Mile Spirovski (Миле Спировски; born 14 September 1956) is a politician in Serbia from the country's Macedonian community. He became the leader of the Democratic Party of Macedonians (Demokratska partija Makedonaca, DPM) in 2011 and served in the National Assembly of Serbia under its banner from 2012 to 2014. As of 2022, he is the only representative of the DPM ever to have been a member of the assembly.

==Early life and private career==
Spirovski was born in Belgrade, in what was then the People's Republic of Serbia in the Federal People's Republic of Yugoslavia. He moved to the village of Jabuka near Pančevo in his youth, and in 1979 he graduated from the painting department at the Academy of Arts in Novi Sad. He was a high school professor in Pančevo from 1979 to 1980, taught in the primary and secondary school at Plandište from 1982 to 1994, and was director of the Goce Delčev school in Jabuka from 1994 to 2000.

==Politician==
Spirovski joined the DPM in 2008. He was elected as president of the party's executive committee in 2010, and in May 2011 he was chosen as the party leader.

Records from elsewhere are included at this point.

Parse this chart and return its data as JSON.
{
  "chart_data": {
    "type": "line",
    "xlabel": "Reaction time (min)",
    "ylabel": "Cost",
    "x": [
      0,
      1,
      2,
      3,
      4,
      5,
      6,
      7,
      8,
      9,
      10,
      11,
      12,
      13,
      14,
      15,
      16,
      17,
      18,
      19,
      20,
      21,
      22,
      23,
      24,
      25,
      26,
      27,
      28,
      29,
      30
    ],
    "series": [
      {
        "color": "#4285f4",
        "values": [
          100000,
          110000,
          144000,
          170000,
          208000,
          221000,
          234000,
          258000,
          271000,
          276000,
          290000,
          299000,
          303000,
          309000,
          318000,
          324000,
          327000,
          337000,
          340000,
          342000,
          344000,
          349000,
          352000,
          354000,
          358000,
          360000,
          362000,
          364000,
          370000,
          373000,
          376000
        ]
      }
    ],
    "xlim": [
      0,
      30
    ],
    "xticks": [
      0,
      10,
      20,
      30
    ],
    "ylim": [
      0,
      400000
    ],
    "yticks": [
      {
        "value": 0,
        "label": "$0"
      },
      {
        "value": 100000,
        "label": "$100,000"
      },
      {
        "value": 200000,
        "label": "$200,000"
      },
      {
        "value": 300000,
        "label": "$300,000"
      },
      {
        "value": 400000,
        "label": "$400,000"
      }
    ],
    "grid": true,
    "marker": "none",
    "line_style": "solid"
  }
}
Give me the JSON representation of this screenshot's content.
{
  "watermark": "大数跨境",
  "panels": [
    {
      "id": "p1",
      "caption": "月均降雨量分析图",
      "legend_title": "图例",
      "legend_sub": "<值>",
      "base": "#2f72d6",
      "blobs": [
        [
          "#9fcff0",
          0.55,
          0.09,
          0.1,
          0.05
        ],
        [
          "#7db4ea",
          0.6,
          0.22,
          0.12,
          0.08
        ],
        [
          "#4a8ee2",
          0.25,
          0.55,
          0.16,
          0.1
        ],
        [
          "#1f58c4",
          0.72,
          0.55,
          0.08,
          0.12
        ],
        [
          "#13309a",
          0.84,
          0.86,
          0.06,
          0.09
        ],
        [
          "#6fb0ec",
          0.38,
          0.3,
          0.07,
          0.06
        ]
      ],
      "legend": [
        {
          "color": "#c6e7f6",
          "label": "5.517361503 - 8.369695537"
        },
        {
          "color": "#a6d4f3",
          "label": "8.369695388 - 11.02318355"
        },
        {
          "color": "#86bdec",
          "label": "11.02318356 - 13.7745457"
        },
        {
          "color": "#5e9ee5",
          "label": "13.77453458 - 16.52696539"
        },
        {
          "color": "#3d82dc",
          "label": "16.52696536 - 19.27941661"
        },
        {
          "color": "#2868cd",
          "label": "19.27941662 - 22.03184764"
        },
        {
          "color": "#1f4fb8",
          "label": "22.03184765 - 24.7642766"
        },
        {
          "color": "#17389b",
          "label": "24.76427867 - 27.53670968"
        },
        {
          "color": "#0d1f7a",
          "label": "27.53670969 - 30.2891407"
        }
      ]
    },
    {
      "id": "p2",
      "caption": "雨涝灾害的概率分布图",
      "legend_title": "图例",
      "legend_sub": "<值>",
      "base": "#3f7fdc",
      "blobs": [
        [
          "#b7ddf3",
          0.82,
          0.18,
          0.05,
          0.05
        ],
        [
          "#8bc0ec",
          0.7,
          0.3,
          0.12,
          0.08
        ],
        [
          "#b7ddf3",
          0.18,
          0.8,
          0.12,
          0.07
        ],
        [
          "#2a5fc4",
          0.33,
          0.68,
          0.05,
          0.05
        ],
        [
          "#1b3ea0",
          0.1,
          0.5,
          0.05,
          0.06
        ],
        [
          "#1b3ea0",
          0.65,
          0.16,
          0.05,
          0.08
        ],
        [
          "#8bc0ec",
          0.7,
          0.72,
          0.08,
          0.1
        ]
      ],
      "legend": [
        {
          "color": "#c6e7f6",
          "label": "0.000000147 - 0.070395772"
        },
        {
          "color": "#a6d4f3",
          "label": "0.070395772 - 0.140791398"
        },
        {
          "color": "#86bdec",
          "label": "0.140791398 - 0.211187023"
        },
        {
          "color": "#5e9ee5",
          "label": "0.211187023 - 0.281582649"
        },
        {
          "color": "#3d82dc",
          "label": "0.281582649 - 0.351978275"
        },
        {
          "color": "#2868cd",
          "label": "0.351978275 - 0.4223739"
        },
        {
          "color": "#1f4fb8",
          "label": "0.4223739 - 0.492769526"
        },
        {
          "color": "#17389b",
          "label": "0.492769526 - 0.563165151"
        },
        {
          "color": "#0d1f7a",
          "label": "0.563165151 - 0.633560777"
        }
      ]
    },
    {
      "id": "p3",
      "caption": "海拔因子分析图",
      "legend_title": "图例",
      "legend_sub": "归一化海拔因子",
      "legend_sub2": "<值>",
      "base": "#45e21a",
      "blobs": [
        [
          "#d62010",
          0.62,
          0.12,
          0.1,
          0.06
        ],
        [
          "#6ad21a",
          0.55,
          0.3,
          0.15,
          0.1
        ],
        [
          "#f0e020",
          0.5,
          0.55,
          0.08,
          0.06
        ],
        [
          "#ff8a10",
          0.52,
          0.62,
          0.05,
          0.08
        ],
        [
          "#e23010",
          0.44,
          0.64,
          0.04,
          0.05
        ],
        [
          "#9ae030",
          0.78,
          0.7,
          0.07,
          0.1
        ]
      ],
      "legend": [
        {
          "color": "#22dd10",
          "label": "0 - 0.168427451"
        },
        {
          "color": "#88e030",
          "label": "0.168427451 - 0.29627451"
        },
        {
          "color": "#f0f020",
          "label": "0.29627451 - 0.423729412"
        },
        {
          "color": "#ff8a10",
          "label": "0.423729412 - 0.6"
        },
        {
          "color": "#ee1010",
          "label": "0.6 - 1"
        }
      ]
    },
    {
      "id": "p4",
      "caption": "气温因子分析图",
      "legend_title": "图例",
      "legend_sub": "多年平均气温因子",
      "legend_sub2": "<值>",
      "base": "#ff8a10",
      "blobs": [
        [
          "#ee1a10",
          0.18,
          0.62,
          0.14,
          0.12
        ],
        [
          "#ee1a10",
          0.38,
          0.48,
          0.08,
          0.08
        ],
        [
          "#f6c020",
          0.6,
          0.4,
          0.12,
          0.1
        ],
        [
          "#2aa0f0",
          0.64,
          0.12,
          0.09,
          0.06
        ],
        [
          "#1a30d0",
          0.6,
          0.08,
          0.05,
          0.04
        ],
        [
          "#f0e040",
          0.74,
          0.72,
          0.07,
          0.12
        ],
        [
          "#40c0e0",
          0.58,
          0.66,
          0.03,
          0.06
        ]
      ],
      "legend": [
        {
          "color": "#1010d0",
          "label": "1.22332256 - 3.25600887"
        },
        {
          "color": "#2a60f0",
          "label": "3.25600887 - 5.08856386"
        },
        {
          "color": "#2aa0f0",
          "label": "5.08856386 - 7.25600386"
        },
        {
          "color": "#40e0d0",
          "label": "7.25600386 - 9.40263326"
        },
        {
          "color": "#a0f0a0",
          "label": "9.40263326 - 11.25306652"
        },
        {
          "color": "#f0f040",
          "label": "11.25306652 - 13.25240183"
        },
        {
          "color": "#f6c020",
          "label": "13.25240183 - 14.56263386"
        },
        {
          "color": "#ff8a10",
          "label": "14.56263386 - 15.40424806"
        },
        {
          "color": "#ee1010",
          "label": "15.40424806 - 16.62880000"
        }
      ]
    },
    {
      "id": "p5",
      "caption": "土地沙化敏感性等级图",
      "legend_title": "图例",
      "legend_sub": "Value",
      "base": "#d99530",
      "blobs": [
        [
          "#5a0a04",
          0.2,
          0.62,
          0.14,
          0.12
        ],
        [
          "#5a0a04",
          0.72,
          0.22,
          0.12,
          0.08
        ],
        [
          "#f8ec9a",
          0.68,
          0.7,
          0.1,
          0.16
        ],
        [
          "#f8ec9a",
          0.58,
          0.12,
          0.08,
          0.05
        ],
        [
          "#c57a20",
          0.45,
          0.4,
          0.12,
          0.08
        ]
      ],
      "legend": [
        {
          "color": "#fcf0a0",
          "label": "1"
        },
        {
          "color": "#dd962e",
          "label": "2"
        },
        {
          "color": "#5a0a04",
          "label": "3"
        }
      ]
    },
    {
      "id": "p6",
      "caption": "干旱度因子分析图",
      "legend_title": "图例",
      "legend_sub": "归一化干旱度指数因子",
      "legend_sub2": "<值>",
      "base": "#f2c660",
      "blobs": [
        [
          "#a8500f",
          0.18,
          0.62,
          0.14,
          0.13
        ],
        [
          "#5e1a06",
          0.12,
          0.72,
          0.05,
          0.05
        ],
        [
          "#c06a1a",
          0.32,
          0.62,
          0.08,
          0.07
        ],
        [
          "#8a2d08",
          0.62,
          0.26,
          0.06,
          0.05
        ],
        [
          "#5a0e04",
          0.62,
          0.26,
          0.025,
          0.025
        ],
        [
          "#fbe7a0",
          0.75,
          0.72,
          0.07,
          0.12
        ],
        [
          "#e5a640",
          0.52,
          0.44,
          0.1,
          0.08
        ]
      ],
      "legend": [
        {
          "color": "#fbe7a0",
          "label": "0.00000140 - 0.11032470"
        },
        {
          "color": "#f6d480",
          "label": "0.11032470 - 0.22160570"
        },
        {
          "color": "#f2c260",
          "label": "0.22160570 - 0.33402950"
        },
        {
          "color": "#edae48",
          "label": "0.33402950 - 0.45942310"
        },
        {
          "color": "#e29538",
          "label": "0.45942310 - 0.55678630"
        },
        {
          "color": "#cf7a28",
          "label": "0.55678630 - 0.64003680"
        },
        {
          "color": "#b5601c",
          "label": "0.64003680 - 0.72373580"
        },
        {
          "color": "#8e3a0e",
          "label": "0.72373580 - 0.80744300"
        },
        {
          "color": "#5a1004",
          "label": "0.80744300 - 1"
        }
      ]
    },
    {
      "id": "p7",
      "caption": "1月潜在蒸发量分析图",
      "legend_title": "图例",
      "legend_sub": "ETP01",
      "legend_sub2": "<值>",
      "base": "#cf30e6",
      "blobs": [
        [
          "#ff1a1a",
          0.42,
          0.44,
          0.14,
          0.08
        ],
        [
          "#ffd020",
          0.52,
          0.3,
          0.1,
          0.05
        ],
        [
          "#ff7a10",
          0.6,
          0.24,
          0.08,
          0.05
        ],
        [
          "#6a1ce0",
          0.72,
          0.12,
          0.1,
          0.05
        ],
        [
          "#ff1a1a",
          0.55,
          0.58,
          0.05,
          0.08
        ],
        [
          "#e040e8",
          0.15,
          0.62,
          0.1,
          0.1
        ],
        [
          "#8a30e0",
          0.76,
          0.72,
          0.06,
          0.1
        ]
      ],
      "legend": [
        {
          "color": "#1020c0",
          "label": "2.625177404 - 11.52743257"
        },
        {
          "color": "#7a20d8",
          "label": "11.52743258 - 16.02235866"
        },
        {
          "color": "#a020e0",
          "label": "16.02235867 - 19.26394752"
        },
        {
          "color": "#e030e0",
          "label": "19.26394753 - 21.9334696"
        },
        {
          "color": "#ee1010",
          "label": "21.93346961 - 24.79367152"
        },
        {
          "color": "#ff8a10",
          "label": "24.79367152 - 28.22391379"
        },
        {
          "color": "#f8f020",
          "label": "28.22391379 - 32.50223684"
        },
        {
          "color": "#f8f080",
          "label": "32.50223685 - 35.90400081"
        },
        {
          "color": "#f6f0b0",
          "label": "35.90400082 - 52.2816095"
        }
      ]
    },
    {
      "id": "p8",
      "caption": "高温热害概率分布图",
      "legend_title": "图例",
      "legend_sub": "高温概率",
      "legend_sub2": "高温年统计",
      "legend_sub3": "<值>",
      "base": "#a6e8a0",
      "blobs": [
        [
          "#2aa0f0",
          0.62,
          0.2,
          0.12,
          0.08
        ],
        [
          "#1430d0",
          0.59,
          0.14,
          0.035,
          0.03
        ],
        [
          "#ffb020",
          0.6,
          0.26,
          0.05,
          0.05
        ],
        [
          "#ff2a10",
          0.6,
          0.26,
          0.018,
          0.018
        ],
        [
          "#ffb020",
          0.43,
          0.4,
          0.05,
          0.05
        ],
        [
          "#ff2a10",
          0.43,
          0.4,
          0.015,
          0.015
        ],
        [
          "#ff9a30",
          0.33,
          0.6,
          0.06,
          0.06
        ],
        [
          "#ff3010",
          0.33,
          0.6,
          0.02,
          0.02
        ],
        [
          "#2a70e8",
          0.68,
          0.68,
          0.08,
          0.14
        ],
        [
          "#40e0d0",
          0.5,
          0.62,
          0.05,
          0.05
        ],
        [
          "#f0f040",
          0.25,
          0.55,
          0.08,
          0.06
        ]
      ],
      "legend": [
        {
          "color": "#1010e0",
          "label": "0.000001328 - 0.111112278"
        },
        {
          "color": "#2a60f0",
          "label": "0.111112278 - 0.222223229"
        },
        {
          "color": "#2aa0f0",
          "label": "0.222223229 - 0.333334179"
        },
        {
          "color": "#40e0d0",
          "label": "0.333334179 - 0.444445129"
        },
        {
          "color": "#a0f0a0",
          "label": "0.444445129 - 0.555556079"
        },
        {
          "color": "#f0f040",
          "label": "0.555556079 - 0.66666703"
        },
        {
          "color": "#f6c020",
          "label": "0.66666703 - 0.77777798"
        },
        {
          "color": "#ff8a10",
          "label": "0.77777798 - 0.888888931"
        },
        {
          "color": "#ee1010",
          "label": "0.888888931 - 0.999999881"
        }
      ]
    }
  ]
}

The DPM contested the 2012 Serbian parliamentary election as part of the Let's Get Serbia Moving alliance led by the Serbian Progressive Party (Srpska napredna stranka, SNS). Spirovski received the twenty-sixth position on the alliance's electoral list and was elected when the list won seventy-three seats. The Progressives formed a coalition government with the Socialist Party of Serbia (Socijalistička partija Srbije, SPS) and other parties after the election, and Spirovski was a supporter of the administration. During his term in the assembly, he was a member of the committee for human and minority rights and gender equality, a deputy member of the health and family committee, a deputy member of the committee for environmental protection, and a member of the parliamentary friendship groups with Australia, France, and the Republic of Macedonia (now North Macedonia).

The DPM was offered a safe seat on the Socialist Party's list for the 2014 parliamentary election, but it turned down the offer due to internal party divisions. Spirovski was not a candidate in the election, and his parliamentary term came to an end when the new assembly convened. He is no longer DPM leader, although online sources do not indicate when he stood down.